Aeroporti: Bankitalia studia caso Comiso, benefici all’economia locale

Aeroporti: Bankitalia studia caso Comiso, benefici all’economia locale Balzo turisti; In 2anni gia’ ripagato 1/4 costi riconversione (Il Sole 24 Ore Radiocor Plus)

La riconversione dell’aeroporto militare di Comiso in scalo civile, specializzato in collegamenti internazionali, ha portato netti benefici all’economia locale della provincia di Ragusa. Lo dimostra uno studio approfondito della Banca d’Italia che ha verificato un incremento mensile di presenze di turisti internazionali di oltre 5mila unita’, 60mila l’anno, con una spesa aggiuntiva sul territorio di oltre 430mila euro al mese, oltre 5,2 milioni l’anno. Lo studio aggiunge che nei due anni monitorati (2013-2015) i benefici prodotti dallo scalo internazionale hanno gia’ ripagato un quarto dei costi della riconversione (47 milioni) dell’aeroporto. Lo studio, pubblicato nella collana della Banca d’Italia ‘Questioni di Economia e Finanza’ e firmato da Francesco David e Giuseppe Saporito, conclude cosi’ l’analisi: “La presenza di un aeroporto puo’ essere un fattore di sviluppo locale, soprattutto per le aree piu’ distanti e meno collegate ai mercati piu’ dinamici. Il turismo internazionale e’ uno dei settori piu’ esposti ai benefici potenziali dell’apertura di un nuovo scalo”.

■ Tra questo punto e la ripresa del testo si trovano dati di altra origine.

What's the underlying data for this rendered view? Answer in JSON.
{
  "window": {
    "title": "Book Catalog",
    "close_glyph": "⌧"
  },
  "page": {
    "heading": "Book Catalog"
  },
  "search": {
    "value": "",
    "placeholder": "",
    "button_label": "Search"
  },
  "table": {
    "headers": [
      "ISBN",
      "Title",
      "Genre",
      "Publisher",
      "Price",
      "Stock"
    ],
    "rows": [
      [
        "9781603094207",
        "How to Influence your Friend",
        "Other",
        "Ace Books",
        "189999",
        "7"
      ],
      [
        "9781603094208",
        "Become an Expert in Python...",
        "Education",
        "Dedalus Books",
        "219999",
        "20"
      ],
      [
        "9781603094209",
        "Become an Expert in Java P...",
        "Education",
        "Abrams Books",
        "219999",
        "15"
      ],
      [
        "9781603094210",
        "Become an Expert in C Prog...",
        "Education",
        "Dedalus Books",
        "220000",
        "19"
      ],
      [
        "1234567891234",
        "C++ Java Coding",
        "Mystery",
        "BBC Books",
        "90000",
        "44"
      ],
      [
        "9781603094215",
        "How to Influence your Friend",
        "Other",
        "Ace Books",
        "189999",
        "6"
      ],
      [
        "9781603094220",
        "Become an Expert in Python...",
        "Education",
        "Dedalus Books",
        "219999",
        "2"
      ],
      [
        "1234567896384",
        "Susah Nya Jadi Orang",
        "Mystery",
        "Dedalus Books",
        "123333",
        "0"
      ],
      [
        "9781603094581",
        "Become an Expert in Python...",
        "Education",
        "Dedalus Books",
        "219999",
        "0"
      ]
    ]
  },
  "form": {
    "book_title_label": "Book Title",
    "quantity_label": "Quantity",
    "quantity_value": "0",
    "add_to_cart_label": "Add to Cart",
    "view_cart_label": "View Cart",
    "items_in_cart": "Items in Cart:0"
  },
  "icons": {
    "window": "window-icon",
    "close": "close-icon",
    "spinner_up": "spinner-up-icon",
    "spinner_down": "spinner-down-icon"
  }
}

Aeroporti: Bankitalia studia caso Comiso, benefici all’economia locale -2-

Aeroporti: Bankitalia studia caso Comiso, benefici all’economia locale -2- Economisti via Nazionale: nel ragusano ‘effetto Montalbano’ (Il Sole 24 Ore Radiocor Plus) – Roma, 28 dic – Lo studio pubblicato oggi dalla Banca d’Italia quantifica in un +19,1% le presenze mensili addizionali nella provincia di Ragusa grazie al nuovo scalo. Il costo della riconversione di Comiso, pari a 47,4 milioni di euro, e’ stato finanziato prevalentemente tramite i fondi strutturali. Il primo volo di linea e’ stato effettuato il 7 agosto del 2013 e nel 2016 il traffico passeggeri ha raggiunto le 460 mila unita’, con un’incidenza dei passeggeri su voli internazionali pari al 35,9 per cento (27,3 nella media regionale). L’apertura del nuovo scalo e’ stata accolta positivamente dagli operatori economici e dall’opinione pubblica locali, che vedevano nell’aeroporto il mezzo per superare la marginalita’ geografica e sfruttare appieno il potenziale turistico dell’area. L’attrattivita’ della provincia, aggiungono i due economisti della Banca d’Italia e’ cresciuta nel tempo grazie al riconoscimento nel 2002 da parte dell’Unesco del sito delle ‘Citta’ tardo barocche del Val di Noto (sud-est della Sicilia)’, di cui fanno parte Ragusa, Modica e Scicli (importanti comuni della provincia). Il ragusano ha inoltre beneficiato del ritorno di immagine connesso con il successo della serie televisiva ‘Il Commissario Montalbano’ (in onda dal 1999), le cui riprese avvengono prevalentemente nel territorio provinciale e che e’ stata distribuita in Italia e in numerosi paesi, anche al di fuori dall’Europa”.

COMUNICATO

Trasporti. Dipasquale (PD): Bankitalia sottolinea importanza aeroporto Comiso, Governo regionale confermi finanziamenti

“Lo studio pubblicato da BanKitalia conferma come l’aeroporto di Comiso rappresenti il volano fondamentale che ha fatto uscire dall’isolamento e valorizzato presso l’utenza internazionale i fattori attrattivi del territorio ibleo: il mare e le sue coste, i centri storici e il patrimonio storico-artistico, l’enogastronomia e i prodotti tipici legati a un’agricoltura d’eccellenza. Una struttura di tale rilevanza deve restare al centro dell’attenzione del Governo regionale”. Così il deputato segretario all’Ars Nello Dipasquale commenta i dati divulgati dalla Banca d’Italia che ha valutato positivamente l’incidenza dell’opera sul territorio.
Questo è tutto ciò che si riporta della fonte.